Comparison tests were conducted between the pyro-based model and traditional python model. ‘Comparion.py’ was used in order to make statistical comparisons between the results provided by the 2 models.
We have added our results as graphs in the /doc folder, be welcome to check them out!
Based on the comparison, both Python with a standard probabilistic programming library and Pyro offer unique advantages and considerations for implementing probabilistic programming in the context of E-Commerce pricing strategies.

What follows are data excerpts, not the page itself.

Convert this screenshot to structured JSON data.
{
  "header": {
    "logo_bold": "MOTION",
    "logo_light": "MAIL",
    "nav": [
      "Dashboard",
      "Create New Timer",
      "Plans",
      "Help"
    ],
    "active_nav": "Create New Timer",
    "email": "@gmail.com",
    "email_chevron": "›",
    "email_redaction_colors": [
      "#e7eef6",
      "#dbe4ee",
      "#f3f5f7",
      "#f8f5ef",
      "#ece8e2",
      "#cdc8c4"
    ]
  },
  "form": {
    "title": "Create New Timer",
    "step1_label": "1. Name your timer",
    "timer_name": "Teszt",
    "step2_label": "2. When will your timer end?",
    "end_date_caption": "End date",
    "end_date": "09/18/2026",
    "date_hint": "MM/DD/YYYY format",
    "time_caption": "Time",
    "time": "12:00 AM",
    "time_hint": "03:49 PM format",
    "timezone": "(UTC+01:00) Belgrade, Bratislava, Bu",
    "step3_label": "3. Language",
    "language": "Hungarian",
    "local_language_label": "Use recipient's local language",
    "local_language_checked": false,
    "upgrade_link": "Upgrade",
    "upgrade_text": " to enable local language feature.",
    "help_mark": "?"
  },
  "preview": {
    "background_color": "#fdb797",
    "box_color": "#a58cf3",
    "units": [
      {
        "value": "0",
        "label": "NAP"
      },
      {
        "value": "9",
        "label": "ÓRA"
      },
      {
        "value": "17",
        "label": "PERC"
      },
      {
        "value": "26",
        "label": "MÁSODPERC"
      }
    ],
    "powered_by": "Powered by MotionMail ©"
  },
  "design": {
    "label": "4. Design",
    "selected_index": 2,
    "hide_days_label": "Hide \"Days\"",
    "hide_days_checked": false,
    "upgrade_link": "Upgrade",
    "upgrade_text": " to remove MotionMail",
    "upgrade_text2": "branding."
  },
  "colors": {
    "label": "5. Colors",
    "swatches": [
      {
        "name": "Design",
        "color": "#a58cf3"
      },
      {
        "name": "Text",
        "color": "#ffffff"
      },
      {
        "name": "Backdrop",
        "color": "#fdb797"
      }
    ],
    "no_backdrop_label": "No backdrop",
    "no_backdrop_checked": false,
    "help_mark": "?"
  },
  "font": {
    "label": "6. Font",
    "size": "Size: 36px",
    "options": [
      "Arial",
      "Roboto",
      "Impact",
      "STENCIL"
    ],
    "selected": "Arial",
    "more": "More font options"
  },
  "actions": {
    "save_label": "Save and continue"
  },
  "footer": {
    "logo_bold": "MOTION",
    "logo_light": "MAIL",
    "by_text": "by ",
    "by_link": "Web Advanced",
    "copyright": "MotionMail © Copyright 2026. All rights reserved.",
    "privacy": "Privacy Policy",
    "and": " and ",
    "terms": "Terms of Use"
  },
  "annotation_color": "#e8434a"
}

Python provides a more straightforward entry point for users familiar with the language, while Pyro, with its integration with PyTorch, offers enhanced expressiveness, particularly for deep probabilistic models. The choice between the two should be driven by project requirements, the complexity of the probabilistic model, and the familiarity of the team with deep learning concepts. Python may be preferable for simpler models and a quicker implementation, while Pyro becomes a compelling choice for projects requiring advanced expressiveness and integration with deep learning frameworks. In conclusion, the selection between Python and Pyro should align with the specific needs and goals of the E-Commerce pricing strategy project, emphasizing the principles of abstraction, modularity, and readability in probabilistic programming design.
Given more time, we would explore: Inference Algorithms: Investigate advanced probabilistic inference techniques. Domain-Specific Extensions: Extend the model for specific e-commerce niches (e.g., fashion, electronics). Human-Centric Pricing: Incorporate user preferences and behavioral data.